3.2.1 Producing monoclonal antibodies. Higher Tier only.

Students should:

  • Know that monoclonal antibodies are produced from a single clone of cells.
  • Know that the monoclonal antibodies are specific to one binding site on one protein antigen and so are able to target a specific chemical or specific cells in the body.
  • Know that monoclonal antibodies are produced by stimulating mouse lymphocytes to make a particular antibody. The lymphocytes are combined with a particular kind of tumour cell to make a cell called a hybridoma cell. The hybridoma cell can both divide and make the antibody. Single hybridoma cells are cloned to produce many identical cells that all produce the same antibody. A large amount of the antibody can be collected and purified.

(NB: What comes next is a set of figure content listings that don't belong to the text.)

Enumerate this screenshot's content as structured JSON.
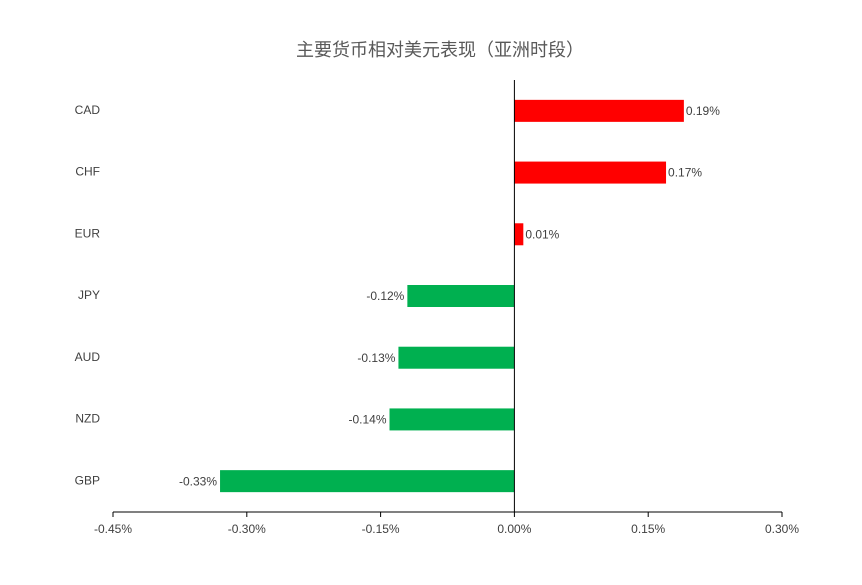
{
  "chart_data": {
    "type": "bar",
    "orientation": "horizontal",
    "title": "主要货币相对美元表现（亚洲时段）",
    "categories": [
      "CAD",
      "CHF",
      "EUR",
      "JPY",
      "AUD",
      "NZD",
      "GBP"
    ],
    "values": [
      0.19,
      0.17,
      0.01,
      -0.12,
      -0.13,
      -0.14,
      -0.33
    ],
    "value_labels": [
      "0.19%",
      "0.17%",
      "0.01%",
      "-0.12%",
      "-0.13%",
      "-0.14%",
      "-0.33%"
    ],
    "positive_color": "#ff0000",
    "negative_color": "#00b050",
    "xlim": [
      -0.45,
      0.3
    ],
    "xticks": [
      {
        "value": -0.45,
        "label": "-0.45%"
      },
      {
        "value": -0.3,
        "label": "-0.30%"
      },
      {
        "value": -0.15,
        "label": "-0.15%"
      },
      {
        "value": 0,
        "label": "0.00%"
      },
      {
        "value": 0.15,
        "label": "0.15%"
      },
      {
        "value": 0.3,
        "label": "0.30%"
      }
    ],
    "grid": false
  }
}
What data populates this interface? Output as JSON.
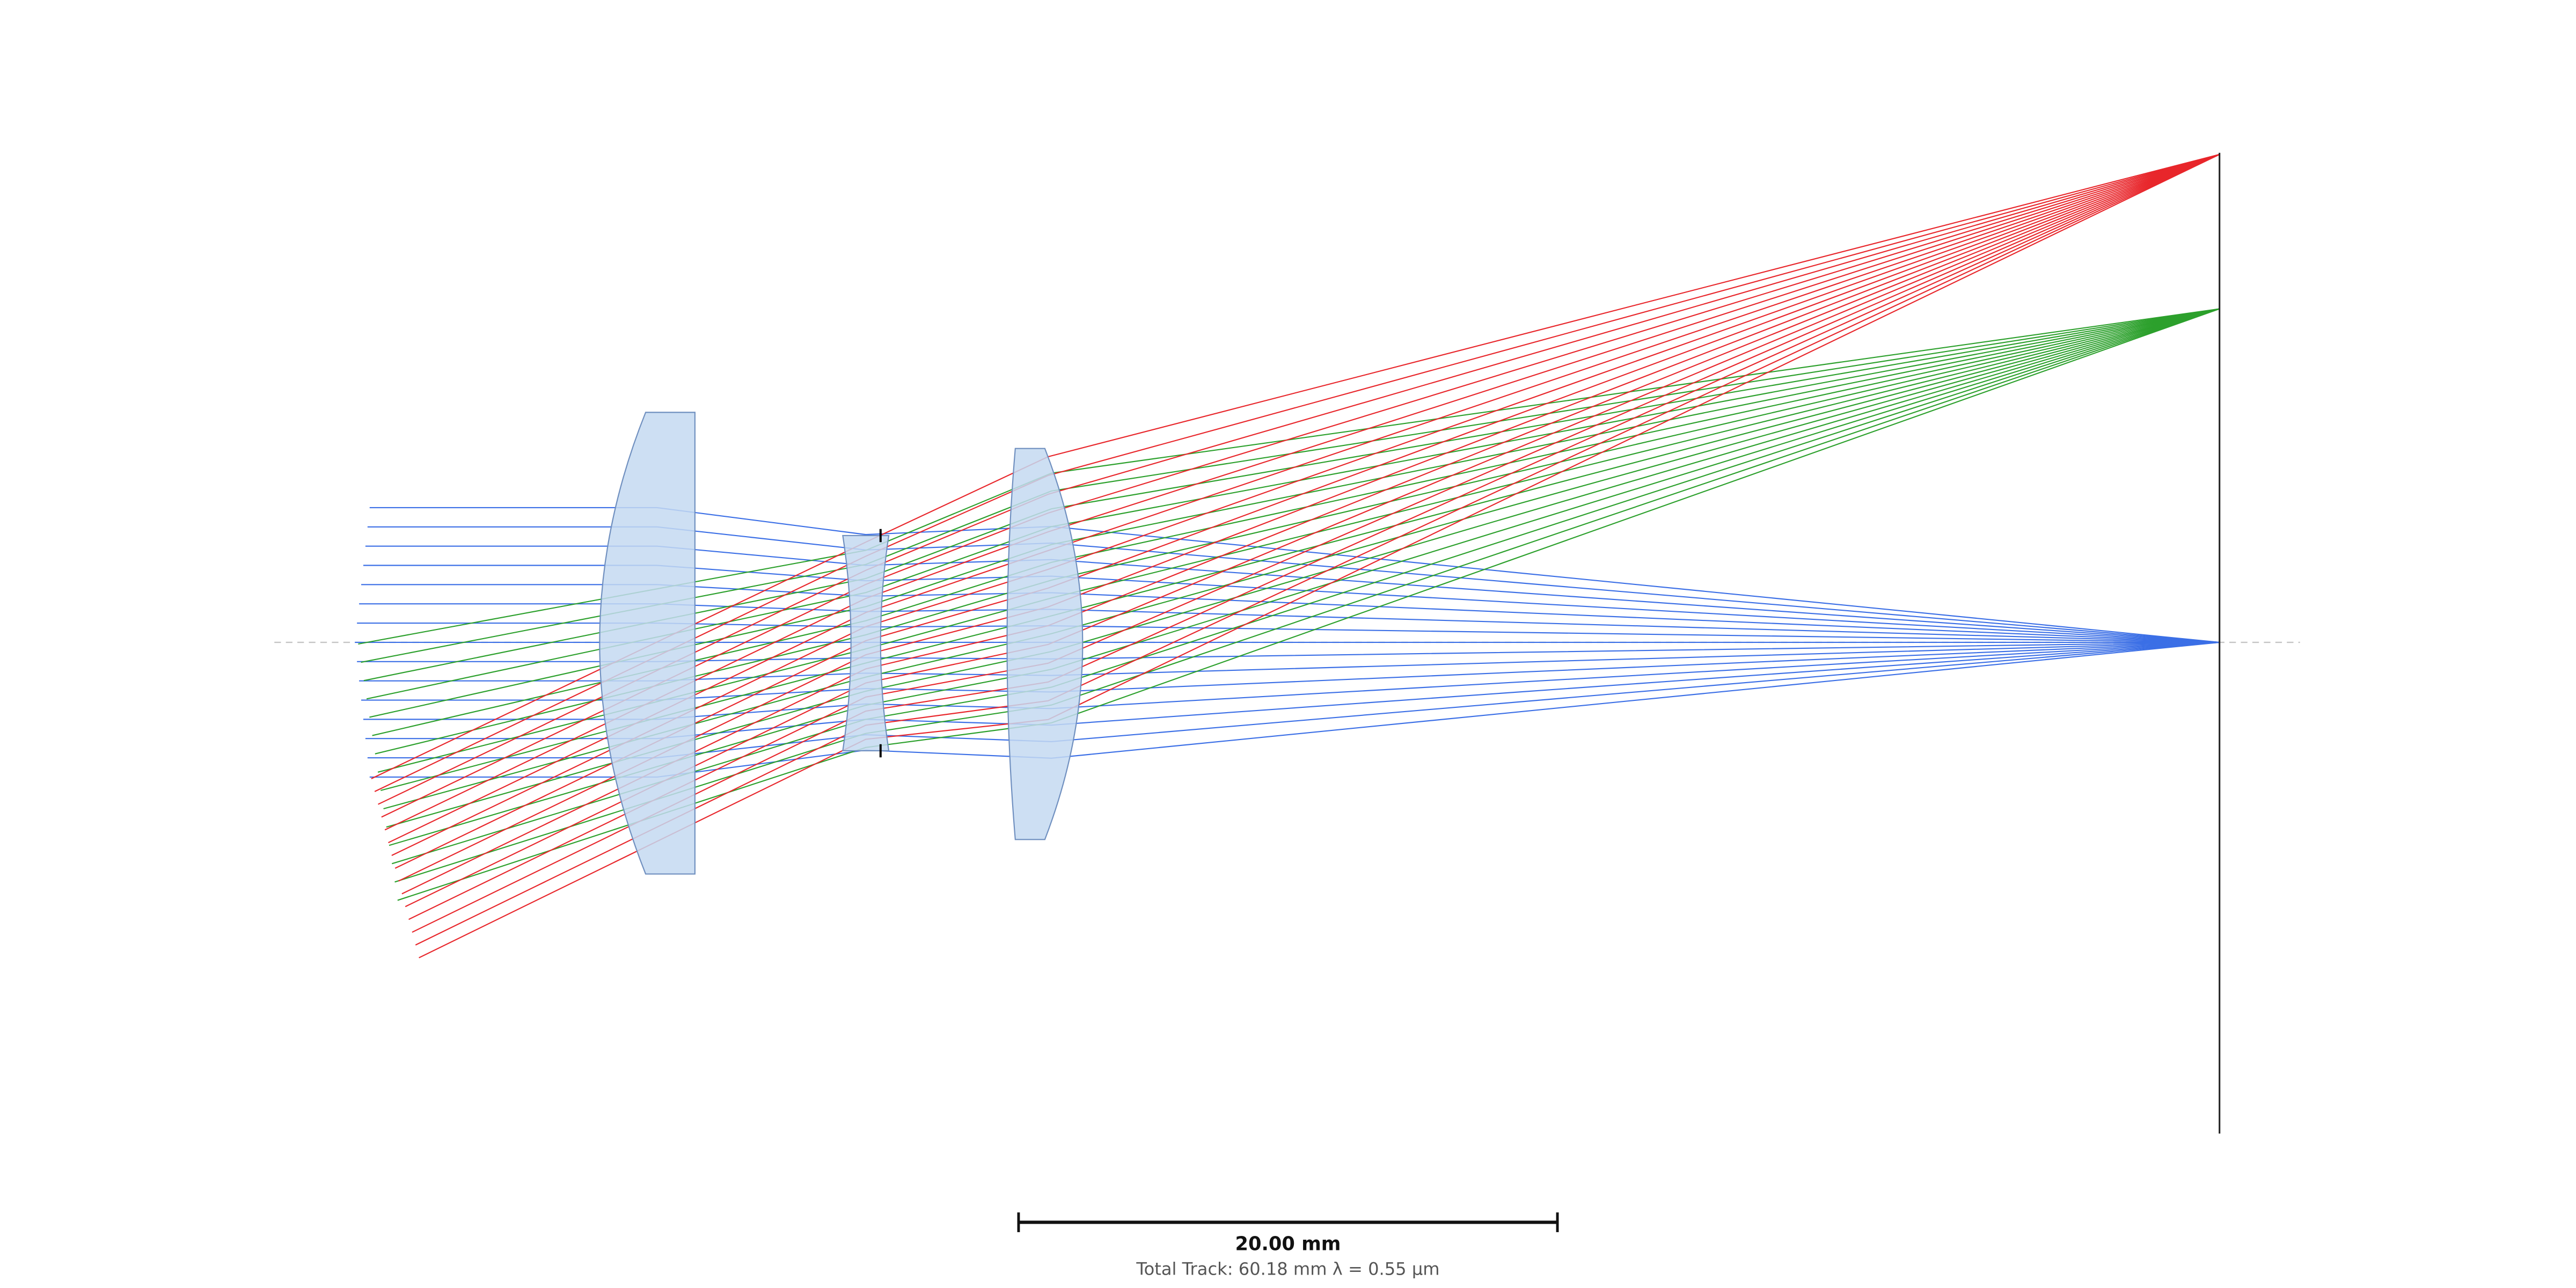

3.2.2 Using monoclonal antibodies: details on applications of monoclonal antibodies for: diagnosis; identification of molecules; and treatment of diseases. Higher Tier only.

NB: Students are not expected to recall any specific tests or treatments but given appropriate information they should be able to explain how they work.

Students should:

  • Know that monoclonal antibodies are used for diagnosis. Eg in pregnancy tests a monoclonal antibody binds to the hormone HCG found in the urine during early pregnancy.
  • Know that monoclonal antibodies are used in laboratories to measure the levels of hormones and other chemicals in blood, or to detect pathogens.
  • Know that monoclonal antibodies are used in research to locate or identify specific molecules in a cell or tissue by binding to them with a fluorescent dye.
  • Know that monoclonal antibodies are used to treat some diseases: for cancer the monoclonal antibody can be bound to a radioactive substance, a toxic drug or a chemical which stops cells growing and dividing. It delivers the substance to the cancer cells without harming other cells in the body.
  • Know that monoclonal antibodies create more side effects than expected and as a result they are not yet as widely used as everyone hoped when they were first developed.
  • Be able to evaluate the advantages and disadvantages of monoclonal antibodies.
  • Appreciate the power of monoclonal antibodies and consider any ethical issues.